The WAAA, like the AAA, was a wholly amateur organisation from the outset. All positions from secretaries to local committee members to coaches were honorary.

There was no prize money for competitors, although there were prizes. Medals were awarded and for some non-Championship races there were canteens of cutlery, furniture, or crockery to be won.

The strict amateur nature of the WAAA, along with its independence, was guarded fiercely as the WAAA Executive response to proposed restructuring of the British Amateur Athletics Board in the late 1960s shows:

“It is obvious that women’s athletics in Great Britain has not suffered by remaining amateur and we could not, therefore, agree at any time to our sport becoming professionalised.”
WAAA Executive

Ethel Scott is pictured here in 1929 in her Middlesex Ladies’ Athletics Club kit with the various prizes she won at WAAA competitions in the 1920s as a sprinter.
In 1930, Scott ran an 11.1sec 100m and a 7.45sec 60m, earning her a place in the England Team for the third Women’s World Games, making her the first black British woman to represent England and later Great Britain in international athletics.

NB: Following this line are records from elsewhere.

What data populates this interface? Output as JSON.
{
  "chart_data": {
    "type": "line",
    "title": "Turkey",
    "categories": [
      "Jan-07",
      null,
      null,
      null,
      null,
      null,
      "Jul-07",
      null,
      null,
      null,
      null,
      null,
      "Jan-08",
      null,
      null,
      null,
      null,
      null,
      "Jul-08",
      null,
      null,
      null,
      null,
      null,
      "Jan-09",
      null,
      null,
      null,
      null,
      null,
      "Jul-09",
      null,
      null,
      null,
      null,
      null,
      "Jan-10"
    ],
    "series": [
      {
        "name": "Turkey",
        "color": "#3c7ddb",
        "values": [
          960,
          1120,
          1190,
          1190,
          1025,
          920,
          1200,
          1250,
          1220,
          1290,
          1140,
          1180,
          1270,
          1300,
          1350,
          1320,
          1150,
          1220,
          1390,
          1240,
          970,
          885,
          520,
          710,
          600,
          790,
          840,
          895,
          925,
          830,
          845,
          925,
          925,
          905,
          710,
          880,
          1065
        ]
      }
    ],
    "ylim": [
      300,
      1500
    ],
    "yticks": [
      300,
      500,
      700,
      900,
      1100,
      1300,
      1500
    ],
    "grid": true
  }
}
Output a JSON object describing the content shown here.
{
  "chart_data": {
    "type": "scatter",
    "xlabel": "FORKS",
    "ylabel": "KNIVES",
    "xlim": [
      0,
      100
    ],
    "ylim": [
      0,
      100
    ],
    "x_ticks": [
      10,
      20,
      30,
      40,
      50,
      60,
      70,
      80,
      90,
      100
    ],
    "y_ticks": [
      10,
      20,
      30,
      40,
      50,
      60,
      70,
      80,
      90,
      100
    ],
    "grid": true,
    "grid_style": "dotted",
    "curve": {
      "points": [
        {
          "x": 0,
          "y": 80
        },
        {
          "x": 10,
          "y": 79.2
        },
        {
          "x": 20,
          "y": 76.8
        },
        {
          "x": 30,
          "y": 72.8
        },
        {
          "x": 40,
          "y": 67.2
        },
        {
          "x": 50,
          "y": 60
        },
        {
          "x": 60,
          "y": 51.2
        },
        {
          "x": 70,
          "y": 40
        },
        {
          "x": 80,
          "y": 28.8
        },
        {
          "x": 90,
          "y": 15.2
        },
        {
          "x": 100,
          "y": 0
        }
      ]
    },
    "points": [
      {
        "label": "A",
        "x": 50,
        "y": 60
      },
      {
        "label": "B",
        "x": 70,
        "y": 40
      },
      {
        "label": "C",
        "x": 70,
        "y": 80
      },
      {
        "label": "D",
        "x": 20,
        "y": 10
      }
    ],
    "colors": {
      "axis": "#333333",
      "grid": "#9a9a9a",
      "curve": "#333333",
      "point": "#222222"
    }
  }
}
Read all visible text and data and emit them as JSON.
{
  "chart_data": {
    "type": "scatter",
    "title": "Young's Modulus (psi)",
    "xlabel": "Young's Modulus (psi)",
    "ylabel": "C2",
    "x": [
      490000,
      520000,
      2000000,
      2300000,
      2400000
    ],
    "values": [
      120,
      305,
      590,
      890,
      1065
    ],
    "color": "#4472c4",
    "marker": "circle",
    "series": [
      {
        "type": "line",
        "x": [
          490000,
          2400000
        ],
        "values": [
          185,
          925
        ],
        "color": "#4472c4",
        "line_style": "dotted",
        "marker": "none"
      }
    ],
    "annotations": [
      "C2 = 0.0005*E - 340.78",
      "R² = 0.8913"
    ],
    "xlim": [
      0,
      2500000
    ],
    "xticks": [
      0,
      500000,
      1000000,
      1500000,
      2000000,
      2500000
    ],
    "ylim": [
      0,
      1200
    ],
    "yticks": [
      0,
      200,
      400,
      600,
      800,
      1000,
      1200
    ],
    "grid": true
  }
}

The 4 x 100m relay team of Ethel Scott, Daisy Ridgely, Eileen Hiscock and Ivy Walker won silver at the third Women’s World Games.

The changing landscape of international athletics was brought into focus at the 1976 Montreal Olympics. 19 of the 23 female British athletes had jobs around which training had to be fitted. They were up against state sponsored athletes who could devote all their time to training, and for the first time since 1932 the British women’s team won no medals at an Olympic Games.

The late 70s and early 80s began to see a shift, athletes competing for prize money were no longer banned by the WAAA from competing. Wendy Sly, distance runner and 3000m Olympic silver medallist at the 1984 Los Angeles Games began competing on the American Road Circuit in 1981, the first British athlete to do so, using the prize money from this to fund her training back in the UK.

By the 1990s the shift towards funding and professionalism of the sport was well on the way towards the model we recognise today.